KPIs: one size may not fit all



It has become clear that there is one thing which all 696 of Arts Council England's National Portfolio Organisations have in common. (Apart from their excellence and their funding.) Whether ACE is a major or a minority funder, and regardless of what organisations posited in their applications (unless by some miraculous coincidence they all predicted this anyway) the proportion of income they derive from non-ACE sources is going to increase over the next three years, perhaps in each and every year.


At least that's what their only 'Standard Mandatory' Key Performance Indicator (KPI) will say. This has been the subject of much off-mic muttering and increasing discussion - see, for instance, the contributions by Dawn Langley and Jon Treadway on Bad Culture, which raise most of the key questions about clarity and realism. 


Having written about the importance of well-designed and appropriate metrics fro performance as part of 'situation awareness', and the need for close monitoring so you can 'manage vulnerabilities', I think all organisations should have a set of KPIs, and investors should help develop them - but only 'well-designed and appropriate' ones that fit them. 

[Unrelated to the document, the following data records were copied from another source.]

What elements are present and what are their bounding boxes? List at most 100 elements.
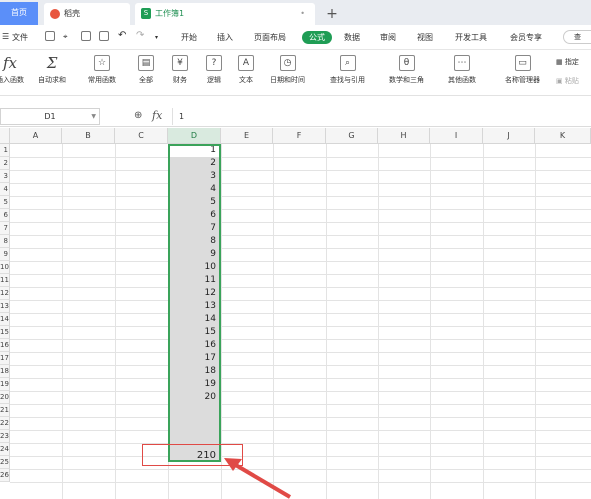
formula-ribbon: fx 插入函数 Σ 自动求和 ☆ 常用函数 ▤ 全部 ¥ 财务 ? 逻辑 A 文…: [0, 51, 591, 96]
paste-icon: ▣: [556, 77, 563, 85]
row-header[interactable]: 4: [0, 183, 10, 196]
lookup-button[interactable]: ⌕ 查找与引用: [330, 55, 365, 85]
zoom-icon[interactable]: ⊕: [134, 110, 142, 121]
undo-icon[interactable]: ↶: [118, 30, 126, 41]
chevron-down-icon[interactable]: ▼: [91, 109, 96, 124]
common-functions-button[interactable]: ☆ 常用函数: [88, 55, 116, 85]
text-icon: A: [238, 55, 254, 71]
column-header-c[interactable]: C: [115, 128, 168, 144]
math-button[interactable]: θ 数学和三角: [389, 55, 424, 85]
menu-view[interactable]: 视图: [417, 32, 433, 43]
tab-daoke[interactable]: 稻壳: [44, 3, 130, 25]
new-tab-button[interactable]: +: [324, 3, 340, 25]
grid-line: [10, 183, 591, 184]
grid-line: [483, 144, 484, 499]
row-header[interactable]: 9: [0, 248, 10, 261]
column-header-k[interactable]: K: [535, 128, 591, 144]
grid-line: [10, 248, 591, 249]
menu-data[interactable]: 数据: [344, 32, 360, 43]
name-box-value: D1: [44, 112, 56, 121]
tab-home[interactable]: 首页: [0, 2, 38, 25]
row-header[interactable]: 10: [0, 261, 10, 274]
all-functions-button[interactable]: ▤ 全部: [138, 55, 154, 85]
row-header[interactable]: 8: [0, 235, 10, 248]
search-box[interactable]: 查: [563, 30, 591, 44]
insert-function-button[interactable]: fx 插入函数: [0, 55, 24, 85]
unsaved-dot: •: [300, 9, 305, 18]
menu-file[interactable]: 文件: [12, 32, 28, 43]
row-header[interactable]: 25: [0, 456, 10, 469]
name-tag-icon: ▭: [514, 55, 531, 71]
logic-label: 逻辑: [207, 76, 221, 84]
specify-button[interactable]: ▦ 指定: [556, 57, 579, 67]
select-all-corner[interactable]: [0, 128, 10, 144]
save-icon[interactable]: [45, 31, 55, 41]
column-header-a[interactable]: A: [10, 128, 62, 144]
common-functions-label: 常用函数: [88, 76, 116, 84]
specify-icon: ▦: [556, 58, 563, 66]
grid-line: [10, 378, 591, 379]
column-header-j[interactable]: J: [483, 128, 535, 144]
column-header-f[interactable]: F: [273, 128, 326, 144]
row-header[interactable]: 22: [0, 417, 10, 430]
column-header-g[interactable]: G: [326, 128, 378, 144]
row-header[interactable]: 18: [0, 365, 10, 378]
row-header[interactable]: 16: [0, 339, 10, 352]
grid-line: [430, 144, 431, 499]
formula-bar: D1 ▼ ⊕ fx 1: [0, 106, 591, 127]
autosum-button[interactable]: Σ 自动求和: [38, 55, 66, 85]
row-header[interactable]: 19: [0, 378, 10, 391]
logic-button[interactable]: ? 逻辑: [206, 55, 222, 85]
row-header[interactable]: 20: [0, 391, 10, 404]
column-header-e[interactable]: E: [221, 128, 273, 144]
format-painter-icon[interactable]: ⌖: [63, 32, 68, 42]
menu-review[interactable]: 审阅: [380, 32, 396, 43]
redo-icon[interactable]: ↷: [136, 30, 144, 41]
grid-line: [10, 391, 591, 392]
menu-insert[interactable]: 插入: [217, 32, 233, 43]
print-icon[interactable]: [81, 31, 91, 41]
insert-function-label: 插入函数: [0, 76, 24, 84]
column-header-i[interactable]: I: [430, 128, 483, 144]
quick-access-dropdown-icon[interactable]: ▾: [155, 34, 158, 41]
row-header[interactable]: 1: [0, 144, 10, 157]
row-header[interactable]: 5: [0, 196, 10, 209]
function-book-icon: ▤: [138, 55, 154, 71]
preview-icon[interactable]: [99, 31, 109, 41]
clock-icon: ◷: [279, 55, 296, 71]
row-header[interactable]: 7: [0, 222, 10, 235]
formula-input[interactable]: 1: [172, 108, 591, 125]
row-header[interactable]: 23: [0, 430, 10, 443]
row-header[interactable]: 17: [0, 352, 10, 365]
text-button[interactable]: A 文本: [238, 55, 254, 85]
row-header[interactable]: 26: [0, 469, 10, 482]
row-header[interactable]: 6: [0, 209, 10, 222]
menu-developer[interactable]: 开发工具: [455, 32, 487, 43]
other-functions-button[interactable]: ⋯ 其他函数: [448, 55, 476, 85]
menu-member[interactable]: 会员专享: [510, 32, 542, 43]
row-header[interactable]: 2: [0, 157, 10, 170]
paste-button[interactable]: ▣ 粘贴: [556, 76, 579, 86]
row-header[interactable]: 24: [0, 443, 10, 456]
menu-page-layout[interactable]: 页面布局: [254, 32, 286, 43]
column-header-b[interactable]: B: [62, 128, 115, 144]
datetime-button[interactable]: ◷ 日期和时间: [270, 55, 305, 85]
column-header-h[interactable]: H: [378, 128, 430, 144]
row-header[interactable]: 21: [0, 404, 10, 417]
tab-workbook[interactable]: S 工作簿1 •: [135, 3, 315, 25]
row-header[interactable]: 13: [0, 300, 10, 313]
row-header[interactable]: 14: [0, 313, 10, 326]
menu-formula[interactable]: 公式: [302, 31, 332, 44]
tab-daoke-label: 稻壳: [64, 9, 80, 18]
fx-button[interactable]: fx: [152, 109, 162, 122]
row-header[interactable]: 15: [0, 326, 10, 339]
row-header[interactable]: 3: [0, 170, 10, 183]
menu-icon[interactable]: ☰: [2, 32, 9, 41]
menu-start[interactable]: 开始: [181, 32, 197, 43]
row-header[interactable]: 12: [0, 287, 10, 300]
name-manager-button[interactable]: ▭ 名称管理器: [505, 55, 540, 85]
name-box[interactable]: D1 ▼: [0, 108, 100, 125]
column-header-d[interactable]: D: [168, 128, 221, 144]
row-header[interactable]: 11: [0, 274, 10, 287]
finance-button[interactable]: ¥ 财务: [172, 55, 188, 85]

Leaving aside the design issue - Jon Treadway illustrates the ambiguities well - there are two aspects to this appropriateness. Firstly is the KPI appropriate to the organisation, its work, its environment, its strategy and its business plan? Put bluntly, the chances of any single KPI making strategic sense for 696 individual organisations of all sizes, shapes and histories are low. (I appreciate the scale of increase is individualized.) Adopting this one freely would suggest we accept that a) ACE funding will be less overall in 3 years b) cuts universal c) there's other funding available to support growth. This may well be the case, but if so, we may need a wider debate about the implications. 

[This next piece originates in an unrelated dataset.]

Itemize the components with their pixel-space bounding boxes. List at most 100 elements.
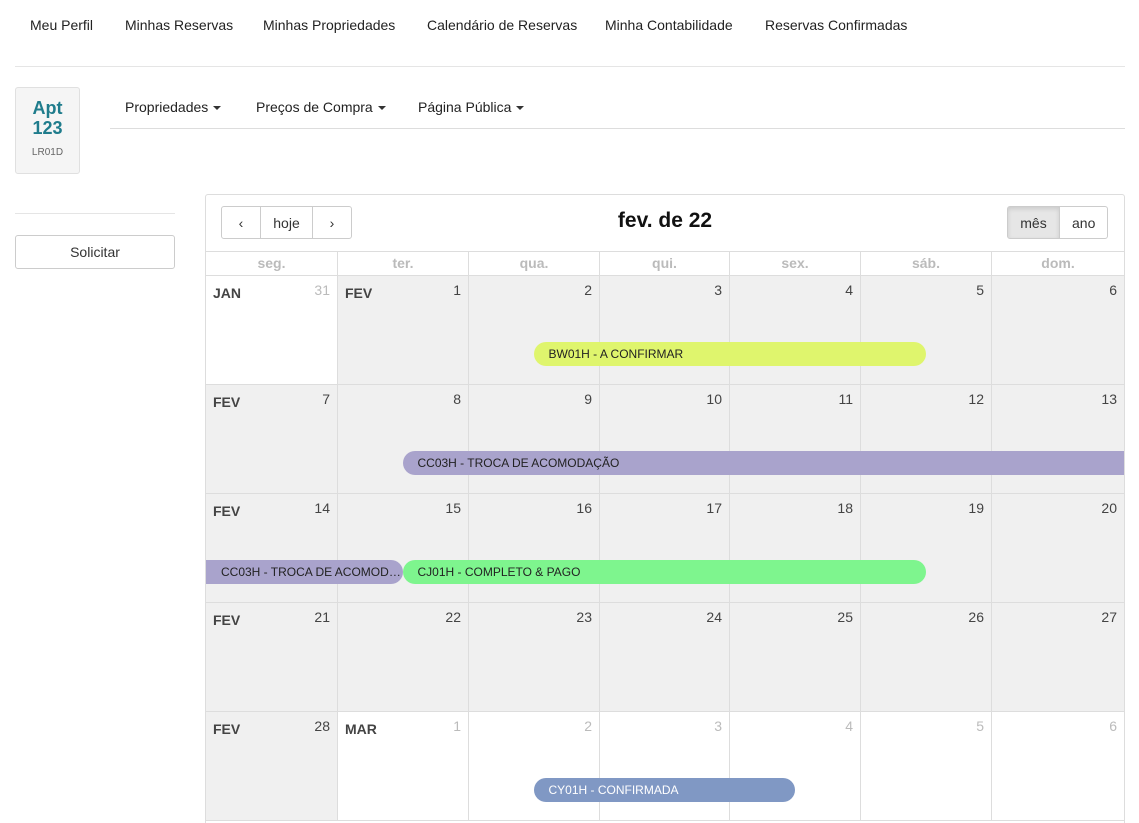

In general, I would agree that decreasing the proportion of ACE funding is a desirable goal for many but not all organisations in the next 3 years, but not necessarily achievable in that timeframe given the defiantly non-growth environment we find ourselves in. For some, an increased proportion of ACE investment in the next three years may be key to long-term resilience and success, and possibly even reduced reliance on ACE funds in the future. The 'Standard Mandatory' nature of this KPI suggests that strategy is out of bounds. One size cannot fit all, surely?  Doesn't that cut across the kind of creative flexibility and individual approach which was widely welcomed in the NPO application process? (That many people - not necessarily all ACE people - can inappropriately attempt to put creative organisations into un-diverse boxes can be seen and felt strongly in Alan Lane's recent blog about preparing Slung Low to join the National Portfolio.)

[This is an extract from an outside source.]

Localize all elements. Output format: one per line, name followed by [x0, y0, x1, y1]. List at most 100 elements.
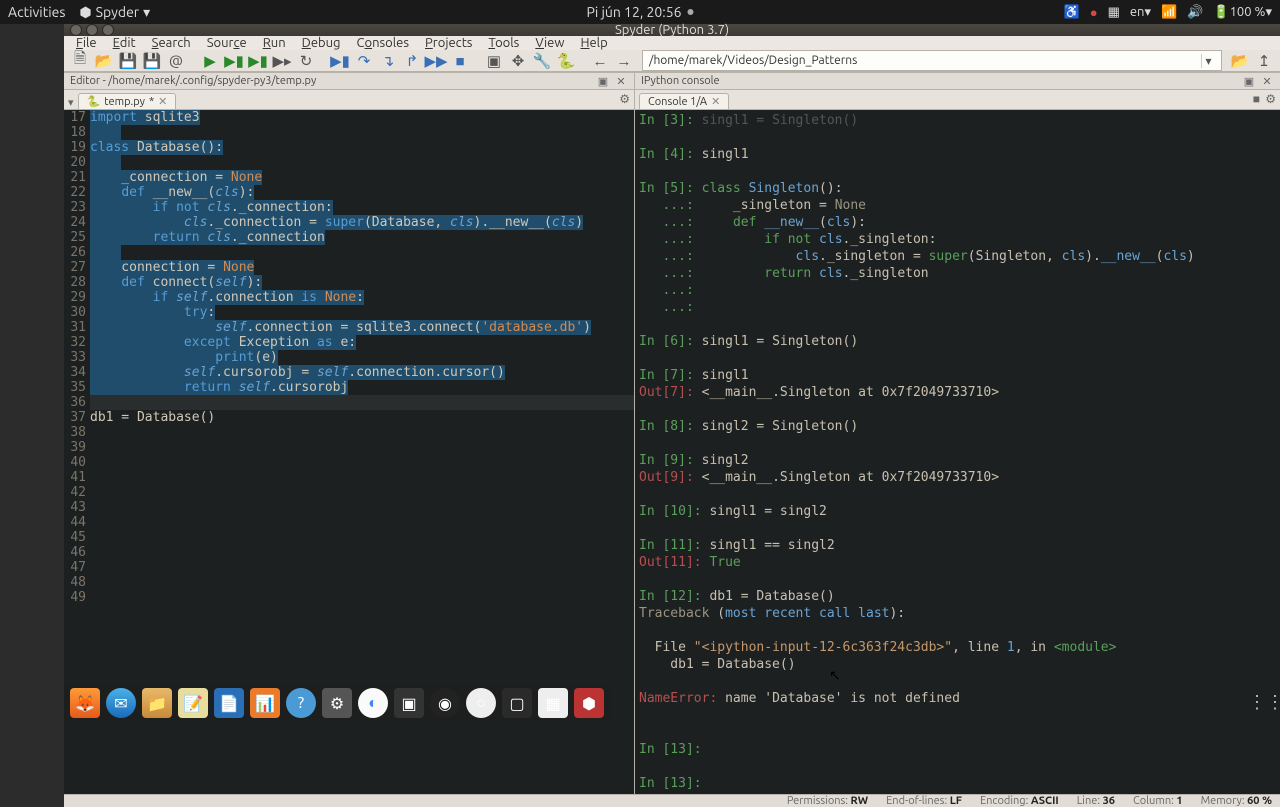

This KPI goes far beyond what is said about diversifying income streams and organisational sustainability in Achieving great art for everyone. It creates very significant policy through adminstrative practice. To put it another way: ACE policy is effectively that NPOs must now monitor and shape performance so that the proportion of funding from ACE will go down, year on year. (Forever?) Boards must take note when agreeing budgets. NPOs must bring in other income or, presumably, bear some consequences in the future. If this is the case, let's say it clearly and explicitly and know it and allow people to plan long-term now. (As Jon Treadway points out this KPI doesn't tally exactly with DCMS's own KPI about sponsorship and donations - although it started out being about that earlier in the summer, it is now much broader.)


But to achieve this sector-wide KPI (presumably someone can work out the collective increase when all KPIs are agreed and let us know the target?) ACE are likely to also need to adopt a genuinely flexible approach with its NPOs to enable them to be more entrepreneurial and opportunity-seizing when funding or investment opportunity comes along, and not allow permission processes (to make changes to programme and funding agreements) to act as a drag on the kind of 'catch as catch can' spirit organisations will undoubtedly need to have any chance of growing in the next few years. ACE has a strong opportunity here to build on the openness of the NPO process, which even the strongest KPI-cursers praise, and apply it to the rest of the investment relationship.


Given all the economic indicators, and the devastation now being wrought in many local authorities (see the struggles in Derby here), it is hard to avoid the conclusion that ACE, like the government, is expecting an awful lot from private sector funders and philanthropists if 696 organisations are to all, without exception, increase the proportion of funds from non-ACE sources.